In the past week several events have caused me to ponder the true value of creative services, especially as they relate to marketing. The first was a panel discussion we had at our local American Marketing Association chapter on the role of creativity in marketing. Despite the diversity of job functions and perspectives represented by the panelists, on the subject of the commoditization of creative services, they were surprisingly unanimous in the belief that "you get what you pay for." Those in attendance seemed to agree.
Just yesterday, a long-time friend and professional photographer, Art Hansen, shared this link with me. The article cites some sophisticated research that professionally generated photographs were more powerful, memorable and engaging than user-generated images.
I know these examples fly in the face of many conventional practices and beliefs. Some marketers swear the free websites, $50 logos and crowd sourced design services you can get online these days are of very high quality and may have been generated by very talented individuals.

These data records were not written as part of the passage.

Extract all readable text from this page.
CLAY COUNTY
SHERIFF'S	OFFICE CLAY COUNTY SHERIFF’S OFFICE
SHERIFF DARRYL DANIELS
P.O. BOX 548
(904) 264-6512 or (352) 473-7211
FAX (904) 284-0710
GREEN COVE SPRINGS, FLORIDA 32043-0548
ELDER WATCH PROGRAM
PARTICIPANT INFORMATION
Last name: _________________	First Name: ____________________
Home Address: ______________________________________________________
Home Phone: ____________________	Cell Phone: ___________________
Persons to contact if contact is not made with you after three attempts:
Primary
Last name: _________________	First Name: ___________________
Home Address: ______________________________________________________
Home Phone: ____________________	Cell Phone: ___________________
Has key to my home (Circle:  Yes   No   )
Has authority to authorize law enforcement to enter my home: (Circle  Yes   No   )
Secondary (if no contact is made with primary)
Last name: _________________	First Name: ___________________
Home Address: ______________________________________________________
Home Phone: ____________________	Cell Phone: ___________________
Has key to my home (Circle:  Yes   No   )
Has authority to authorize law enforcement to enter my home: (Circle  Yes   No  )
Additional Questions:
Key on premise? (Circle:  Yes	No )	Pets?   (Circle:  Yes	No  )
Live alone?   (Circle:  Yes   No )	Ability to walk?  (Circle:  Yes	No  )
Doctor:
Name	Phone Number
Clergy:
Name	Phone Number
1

And just a few years ago, Chris Anderson, editor of Wired Magazine, wrote a book entitled "Free, the Future of a Radical Price" in which he makes the case that "... in many instances businesses can profit more from giving things away than they can by charging for them." One can infer from this position that the consumer or end-user is the ultimate winner in this game of freeconomics.
Chris Anderson is certainly much smarter than I am and who am I to argue against conventional wisdom. I only know what I have learned from experience, beginning with the words of my father who said there was no such thing as a free lunch.
To me the issue comes down to "settling." For marketers who believe that "good enough is good enough", I suppose there is no reason to spend more than is absolutely necessary to reach that modest standard. Where discounted services come up short in my mind is they fail to be produced within the context of a defined strategy. Lacking strategy, everything just comes down to a random assortment of tactics. And if you don't care enough about winning to have a strategic game plan, you may as well play with the cheapest ball you can find.